En 1948, les Pactes ont été reconnus constitutionnellement à l'article 7. Toute modification des Pactes doit avoir lieu d'un commun accord entre l'État et le Saint-Siège, sans nécessiter une procédure de révision constitutionnelle.
La révision du concordat de 1984
Le Concordat, qui avait été contesté par des laïcs et des radicaux car jugé par certains aspects trop déséquilibré en faveur du Vatican, fut alors révisé en 1984 principalement pour supprimer la clause concernant la religion d'État de l'Église catholique en Italie. Cette révision, signée à Villa Madama le 18 février, a vu la participation du Premier ministre Bettino Craxi pour l'État italien et du cardinal Agostino Casaroli pour le Saint-Siège.
Après la suppression de l'allocation de congruité, prêt mensuel garanti par l'État aux curés, qui resta en vigueur depuis l'unification de l'Italie jusqu'en 1986, le question du nouveau financement de l'Église par la République. Le nouveau Concordat établit le défiscalisation des offres et l'introduction de8 × 1000, qui consistait en la répartition d'une partie de l'IRPEF à l'État ou aux confessions religieuses en fonction des choix exprimés par les contribuables dans leurs déclarations fiscales. Ratifié par l'Italie en 1985, il est entré en vigueur en juin de la même année.
Il mécanisme de distribution de 8x1000 a été conçu de manière non intuitive pour favoriser l’Église catholique, en exploitant l’ignorance et la paresse des contribuables. Le choix du bénéficiaire de la contribution n'est pas obligatoire et de nombreux Italiens croient à tort qu'en laissant la case vide, les 8x1000 reviennent automatiquement à l'État, mais ce n'est pas vrai.
La raison est simple : les cotisations des contribuables qui ne remplissent pas la case sont réparties au prorata des choix opérés par ceux qui désignent un bénéficiaire. Ce système crée une distorsion importante, puisque plus de la moitié des Italiens ne précisent pas quelle institution ils souhaitent financer, tandis que la minorité qui le fait, dans 8 cas sur 10, choisit l'Église catholique.

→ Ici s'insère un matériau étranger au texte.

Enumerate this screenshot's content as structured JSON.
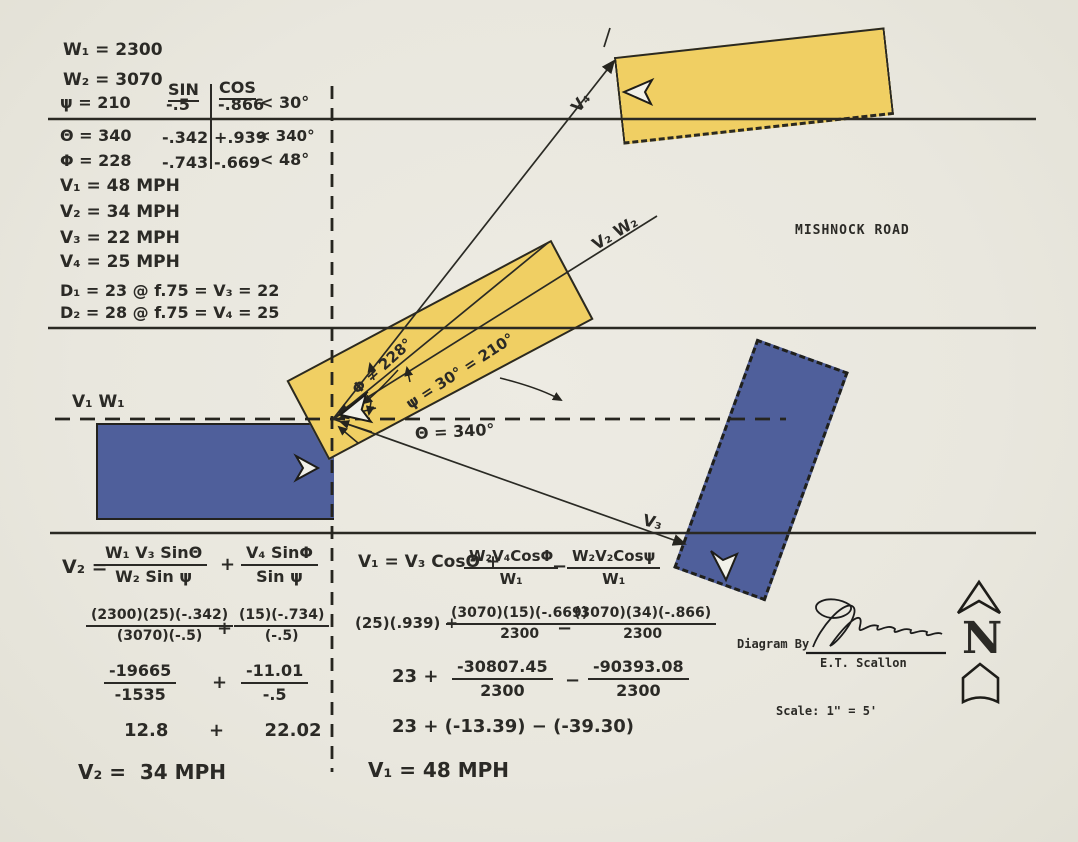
{
  "notes": {
    "w1": "W₁ = 2300",
    "w2": "W₂ = 3070",
    "sin_header": "SIN",
    "cos_header": "COS",
    "psi_row": {
      "label": "ψ = 210",
      "sin": "-.5",
      "cos": "-.866",
      "angle": "< 30°"
    },
    "theta_row": {
      "label": "Θ = 340",
      "sin": "-.342",
      "cos": "+.939",
      "angle": "< 340°"
    },
    "phi_row": {
      "label": "Φ = 228",
      "sin": "-.743",
      "cos": "-.669",
      "angle": "< 48°"
    },
    "v1": "V₁ = 48 MPH",
    "v2": "V₂ = 34 MPH",
    "v3": "V₃ = 22 MPH",
    "v4": "V₄ = 25 MPH",
    "d1": "D₁ = 23 @ f.75 = V₃ = 22",
    "d2": "D₂ = 28 @ f.75 = V₄ = 25"
  },
  "diagram": {
    "road_name": "MISHNOCK ROAD",
    "v1w1_label": "V₁ W₁",
    "v2w2_label": "V₂ W₂",
    "v3_label": "V₃",
    "v4_label": "V₄",
    "phi_annotation": "Φ = 228°",
    "psi_annotation": "ψ = 30° = 210°",
    "theta_annotation": "Θ = 340°"
  },
  "calc_left": {
    "lhs": "V₂ =",
    "step1": {
      "f1_num": "W₁ V₃ SinΘ",
      "f1_den": "W₂ Sin ψ",
      "op": "+",
      "f2_num": "V₄ SinΦ",
      "f2_den": "Sin ψ"
    },
    "step2": {
      "f1_num": "(2300)(25)(-.342)",
      "f1_den": "(3070)(-.5)",
      "op": "+",
      "f2_num": "(15)(-.734)",
      "f2_den": "(-.5)"
    },
    "step3": {
      "f1_num": "-19665",
      "f1_den": "-1535",
      "op": "+",
      "f2_num": "-11.01",
      "f2_den": "-.5"
    },
    "step4": "12.8  +  22.02",
    "result": "V₂ =  34 MPH"
  },
  "calc_right": {
    "lhs": "V₁ = V₃ CosΘ +",
    "step1": {
      "f1_num": "W₂V₄CosΦ",
      "f1_den": "W₁",
      "op": "−",
      "f2_num": "W₂V₂Cosψ",
      "f2_den": "W₁"
    },
    "step2": {
      "pre": "(25)(.939) +",
      "f1_num": "(3070)(15)(-.669)",
      "f1_den": "2300",
      "op": "−",
      "f2_num": "(3070)(34)(-.866)",
      "f2_den": "2300"
    },
    "step3": {
      "pre": "23 +",
      "f1_num": "-30807.45",
      "f1_den": "2300",
      "op": "−",
      "f2_num": "-90393.08",
      "f2_den": "2300"
    },
    "step4": "23 + (-13.39) − (-39.30)",
    "result": "V₁ = 48 MPH"
  },
  "footer": {
    "diagram_by": "Diagram By",
    "signed_name": "E.T. Scallon",
    "scale": "Scale: 1\" = 5'",
    "north_letter": "N"
  },
  "colors": {
    "paper": "#e9e7de",
    "car_yellow": "#f0cf63",
    "car_blue": "#4f5f9b",
    "ink": "#2b2a26"
  }
}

Résultat, 80 % des 8x1000 non précisés finissent dans les caisses de l’Église catholique, souvent sans que les citoyens en soient conscients.
Grâce à ce mécanisme, le Saint-Siège reçoit environ un milliard d'euros par an de l'État italien. Toutefois, si l’Église catholique ne recevait des fonds que de ceux qui l’ont désignée comme bénéficiaire, le flux d’argent serait réduit de plus de moitié.
La Cour des comptes a dénoncé manque de transparence dans les décaissements et le gaspillage des ressources de la part de l'État, qui semble se désintéresser de sa part de responsabilité. La politique a jusqu’à présent ignoré ce problème.